There are four main parts to make tanks in the game. The track determines which areas of terrain the tank can cross. These include wheels, which can only cross basic terrain, such as stone; half-tracks, which can cross over desert; snow-mobiles, which can cross over snow; boats, which can cross over water; and hover-crafts, which can cross over all terrain types. Making tanks without tracks renders them immobile. The engine determines not only how fast the tank can go, but how many weapons an individual tank can possess. Weapons weigh down tanks and make them slower. A tank with a total of five engine power and three weapons travels the same speed as a tank with a total of two engine power and no weapons. The weapons automatically shoot at enemies within its range. The player can place as many weapons in a tank as it has engine power, and can not exceed a fixed height limit. The player can also order tanks to attack a specific tank or area of terrain. There are over 60 weapons throughout the game. Finally, the radar only comes in one variety, and is needed to make the tanks function.
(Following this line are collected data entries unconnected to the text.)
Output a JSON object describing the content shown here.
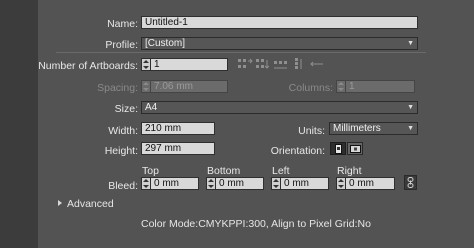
{
  "form": {
    "name_label": "Name:",
    "name_value": "Untitled-1",
    "profile_label": "Profile:",
    "profile_value": "[Custom]",
    "artboards_label": "Number of Artboards:",
    "artboards_value": "1",
    "spacing_label": "Spacing:",
    "spacing_value": "7.06 mm",
    "columns_label": "Columns:",
    "columns_value": "1",
    "size_label": "Size:",
    "size_value": "A4",
    "width_label": "Width:",
    "width_value": "210 mm",
    "units_label": "Units:",
    "units_value": "Millimeters",
    "height_label": "Height:",
    "height_value": "297 mm",
    "orientation_label": "Orientation:",
    "bleed_label": "Bleed:",
    "bleed_top_label": "Top",
    "bleed_bottom_label": "Bottom",
    "bleed_left_label": "Left",
    "bleed_right_label": "Right",
    "bleed_top_value": "0 mm",
    "bleed_bottom_value": "0 mm",
    "bleed_left_value": "0 mm",
    "bleed_right_value": "0 mm",
    "advanced_label": "Advanced",
    "status_line": "Color Mode:CMYKPPI:300, Align to Pixel Grid:No"
  },
  "icons": {
    "artboard_layouts": [
      "grid-by-row-icon",
      "grid-by-column-icon",
      "arrange-by-row-icon",
      "arrange-by-column-icon",
      "rtl-icon"
    ],
    "orientation": [
      "portrait-icon",
      "landscape-icon"
    ],
    "link": "link-icon",
    "disclosure": "disclosure-triangle-icon"
  }
}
Power-ups are collected by being created by the Part-O-Matic and unlocked by buttons requiring a certain experience level of the tank that touches it. These buttons may also unlock certain areas or parts necessary to winning the game. Furthermore, there are boulders, movable by crane, which can be used as a Part-O-Matic resource, weapons, or walls from enemy tanks.

===Terrain===
There are four main types of terrain: ground, snow, desert, and water. Ground can be crossed by any track and can be composed of stone, grass, dirt, and so on. Snow, desert, and water are only crossable with the appropriate tracks. In addition, there is quicksand, which sinks tanks' tracks and any dropped objects; mud puddles, which cause tank tracks to get muddy and slow down until it is cleaned; lava, which burns anything that touches it until it is extinguished by water; acid, which damages anything that touches it until it is removed; and sheep-dip, a green goo which energizes sheep and cleans off parts.

===Combat===
In combat, each part has its own health. If the health reaches zero, the part will fly off the tank and be destroyed. If the tracks are destroyed, all but one engine will fall off and the tank will become immobile. If an engine is destroyed, and the remaining engines cannot support the number of weapons being used, weapons will fall off until the number of weapons matches the total engine power. If the radar is destroyed or the final engine is lost, the tank will cease to function, and lose all of its experience. The tank, unless ordered otherwise, will attack the closest enemy in range of its furthest weapon. If the tank is ordered to attack a specific enemy that is out of range of some weapons, the others will attack the closest enemy within range. Enemies will obey the same rules, except when attacking the Part-O-Matic. The destination of all enemies spawned after the start is the Part-O-Matic. When attacking the Part-O-Matic, enemies will ignore their surroundings. Enemies spawn at receiver points and move to the Part-O-Matic.

===Objectives===
The main objective in campaign mode is to destroy all enemy spawn points by first unlocking them by pressing buttons with certain level requirements, and then attacking the now exposed vulnerable center. Once all spawn points have been destroyed, all remaining tanks including those guarding points of interest will move in to attack. Once all enemy tanks have been destroyed, the player wins and completes the level. If the Part-O-Matic is destroyed, the player loses, but in the last level of each of the four worlds, the objective is to capture a transmitter from the "Evil Black Tanks" that guard them, and return it to the base. No enemy spawn points are present in these levels.